In (polyhedral) geometry, a **flag** is a sequence of faces of a polytope, each contained in the next, with just one face from each dimension.

More formally, a **flag** ψ of an *n*-polytope is a set {*F*_{−1}, *F*_{0}, ..., *F*_{n}} such that *F*_{i} ≤ *F*_{i+1} (−1 ≤ *i* ≤ *n* − 1) and there is precisely one *F*_{i} in *ψ* for each *i*, (−1 ≤ *i* ≤ *n*). Since, however, the minimal face *F*_{−1} and the maximal face *F*_{n} must be in every flag, they are often omitted from the list of faces, as a shorthand. These latter two are called **improper** faces.

For example, a flag of a polyhedron comprises one vertex, one edge incident to that vertex, and one polygonal face incident to both, plus the two improper faces. A flag of a polyhedron is sometimes called a "dart".

A polytope may be regarded as regular if, and only if, its symmetry group is transitive on its flags. This definition excludes chiral polytopes.

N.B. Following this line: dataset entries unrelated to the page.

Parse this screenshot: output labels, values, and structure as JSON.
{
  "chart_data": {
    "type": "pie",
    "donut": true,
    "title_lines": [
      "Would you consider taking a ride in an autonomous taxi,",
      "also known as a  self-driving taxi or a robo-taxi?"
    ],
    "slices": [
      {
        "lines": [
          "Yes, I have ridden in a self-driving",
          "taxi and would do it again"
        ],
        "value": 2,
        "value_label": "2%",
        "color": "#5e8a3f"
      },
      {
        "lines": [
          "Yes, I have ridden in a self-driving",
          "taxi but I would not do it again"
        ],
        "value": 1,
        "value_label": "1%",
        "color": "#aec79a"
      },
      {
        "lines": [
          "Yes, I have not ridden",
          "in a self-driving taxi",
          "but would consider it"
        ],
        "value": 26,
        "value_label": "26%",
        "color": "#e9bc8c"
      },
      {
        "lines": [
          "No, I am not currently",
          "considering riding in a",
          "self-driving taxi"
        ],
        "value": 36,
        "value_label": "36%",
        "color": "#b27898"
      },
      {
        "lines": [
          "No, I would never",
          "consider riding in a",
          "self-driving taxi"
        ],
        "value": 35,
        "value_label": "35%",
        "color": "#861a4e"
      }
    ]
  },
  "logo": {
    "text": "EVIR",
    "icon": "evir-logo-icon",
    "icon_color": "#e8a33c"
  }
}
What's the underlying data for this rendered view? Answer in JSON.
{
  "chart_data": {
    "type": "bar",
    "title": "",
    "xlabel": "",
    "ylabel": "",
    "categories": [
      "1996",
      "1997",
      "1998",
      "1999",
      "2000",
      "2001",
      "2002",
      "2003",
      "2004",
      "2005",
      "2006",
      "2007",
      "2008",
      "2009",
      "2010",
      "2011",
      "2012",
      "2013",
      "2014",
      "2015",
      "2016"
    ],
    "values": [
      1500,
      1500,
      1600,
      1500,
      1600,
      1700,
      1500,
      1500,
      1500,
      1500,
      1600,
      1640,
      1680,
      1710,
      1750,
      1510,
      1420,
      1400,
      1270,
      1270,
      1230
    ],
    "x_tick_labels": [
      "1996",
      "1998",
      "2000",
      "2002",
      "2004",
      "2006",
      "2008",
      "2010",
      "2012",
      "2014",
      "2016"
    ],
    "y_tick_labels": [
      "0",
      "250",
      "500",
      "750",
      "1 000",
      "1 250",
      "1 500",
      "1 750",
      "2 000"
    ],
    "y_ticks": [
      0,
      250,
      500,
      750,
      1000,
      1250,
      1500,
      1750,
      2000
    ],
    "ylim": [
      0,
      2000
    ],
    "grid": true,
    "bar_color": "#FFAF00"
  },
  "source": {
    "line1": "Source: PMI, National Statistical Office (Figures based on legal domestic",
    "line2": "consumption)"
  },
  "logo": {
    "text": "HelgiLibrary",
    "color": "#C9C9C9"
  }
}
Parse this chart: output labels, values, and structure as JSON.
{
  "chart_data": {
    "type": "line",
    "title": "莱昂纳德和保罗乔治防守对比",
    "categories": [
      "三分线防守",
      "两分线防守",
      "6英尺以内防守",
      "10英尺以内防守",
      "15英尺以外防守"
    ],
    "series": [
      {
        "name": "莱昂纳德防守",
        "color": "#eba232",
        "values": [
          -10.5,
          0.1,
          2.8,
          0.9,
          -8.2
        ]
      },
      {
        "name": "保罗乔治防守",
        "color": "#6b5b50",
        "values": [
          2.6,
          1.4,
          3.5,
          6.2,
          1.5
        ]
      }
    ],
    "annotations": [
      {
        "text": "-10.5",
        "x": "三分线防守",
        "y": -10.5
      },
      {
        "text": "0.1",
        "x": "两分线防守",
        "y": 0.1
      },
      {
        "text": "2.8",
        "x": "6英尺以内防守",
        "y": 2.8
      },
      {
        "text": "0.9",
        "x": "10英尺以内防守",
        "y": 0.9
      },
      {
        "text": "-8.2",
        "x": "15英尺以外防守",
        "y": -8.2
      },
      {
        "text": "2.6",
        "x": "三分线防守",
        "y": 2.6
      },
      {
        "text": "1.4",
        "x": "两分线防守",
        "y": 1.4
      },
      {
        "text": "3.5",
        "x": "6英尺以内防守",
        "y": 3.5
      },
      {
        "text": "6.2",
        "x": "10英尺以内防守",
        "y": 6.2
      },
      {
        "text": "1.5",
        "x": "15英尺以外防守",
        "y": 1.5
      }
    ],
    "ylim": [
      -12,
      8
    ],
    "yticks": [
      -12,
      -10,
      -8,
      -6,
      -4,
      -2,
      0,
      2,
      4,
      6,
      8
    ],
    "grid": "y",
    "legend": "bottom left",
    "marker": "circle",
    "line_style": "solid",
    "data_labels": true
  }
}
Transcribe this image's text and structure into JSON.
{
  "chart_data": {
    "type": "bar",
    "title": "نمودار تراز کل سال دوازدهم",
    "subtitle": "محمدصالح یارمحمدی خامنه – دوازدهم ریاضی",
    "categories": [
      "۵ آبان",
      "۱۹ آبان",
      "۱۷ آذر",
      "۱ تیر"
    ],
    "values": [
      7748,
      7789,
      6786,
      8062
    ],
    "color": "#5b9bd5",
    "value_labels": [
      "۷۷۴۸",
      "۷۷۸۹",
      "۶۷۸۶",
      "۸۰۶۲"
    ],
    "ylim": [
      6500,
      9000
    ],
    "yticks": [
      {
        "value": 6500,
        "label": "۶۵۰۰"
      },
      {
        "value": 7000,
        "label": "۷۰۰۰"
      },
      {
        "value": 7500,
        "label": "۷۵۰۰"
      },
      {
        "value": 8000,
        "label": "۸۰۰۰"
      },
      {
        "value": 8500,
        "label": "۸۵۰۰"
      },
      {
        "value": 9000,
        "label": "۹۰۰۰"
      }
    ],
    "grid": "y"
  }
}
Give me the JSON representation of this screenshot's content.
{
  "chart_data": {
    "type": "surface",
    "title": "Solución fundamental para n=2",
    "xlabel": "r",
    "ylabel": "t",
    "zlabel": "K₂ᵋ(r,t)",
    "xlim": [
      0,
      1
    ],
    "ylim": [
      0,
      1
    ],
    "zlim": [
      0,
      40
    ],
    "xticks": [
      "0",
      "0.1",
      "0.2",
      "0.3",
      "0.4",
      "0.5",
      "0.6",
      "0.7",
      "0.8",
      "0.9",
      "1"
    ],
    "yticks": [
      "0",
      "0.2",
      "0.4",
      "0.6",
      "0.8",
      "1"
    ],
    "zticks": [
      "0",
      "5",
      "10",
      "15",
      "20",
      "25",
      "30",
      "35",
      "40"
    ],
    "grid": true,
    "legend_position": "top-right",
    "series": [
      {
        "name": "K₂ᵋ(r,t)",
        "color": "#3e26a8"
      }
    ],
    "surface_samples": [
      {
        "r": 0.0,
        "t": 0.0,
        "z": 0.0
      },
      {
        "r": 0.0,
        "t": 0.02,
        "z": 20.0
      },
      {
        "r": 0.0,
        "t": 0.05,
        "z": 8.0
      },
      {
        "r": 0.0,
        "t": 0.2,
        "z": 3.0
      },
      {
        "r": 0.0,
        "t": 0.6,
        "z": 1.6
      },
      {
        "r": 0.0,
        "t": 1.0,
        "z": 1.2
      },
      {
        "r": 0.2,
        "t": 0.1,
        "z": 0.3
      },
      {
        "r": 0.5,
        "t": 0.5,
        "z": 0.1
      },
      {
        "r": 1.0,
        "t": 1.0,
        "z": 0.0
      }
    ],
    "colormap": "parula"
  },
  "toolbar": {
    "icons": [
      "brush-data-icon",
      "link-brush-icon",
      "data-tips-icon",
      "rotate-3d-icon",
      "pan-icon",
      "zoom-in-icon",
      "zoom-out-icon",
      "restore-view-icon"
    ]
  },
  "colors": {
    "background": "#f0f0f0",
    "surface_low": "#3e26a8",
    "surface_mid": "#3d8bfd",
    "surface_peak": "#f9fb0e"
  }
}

In the more abstract setting of incidence geometry, which is a set having a symmetric and reflexive relation called *incidence* defined on its elements, a **flag** is a set of elements that are mutually incident. This level of abstraction generalizes both the polyhedral concept given above as well as the related flag concept from linear algebra.

A flag is *maximal* if it is not contained in a larger flag. When all maximal flags of an incidence geometry have the same size, this common value is the *rank* of the geometry.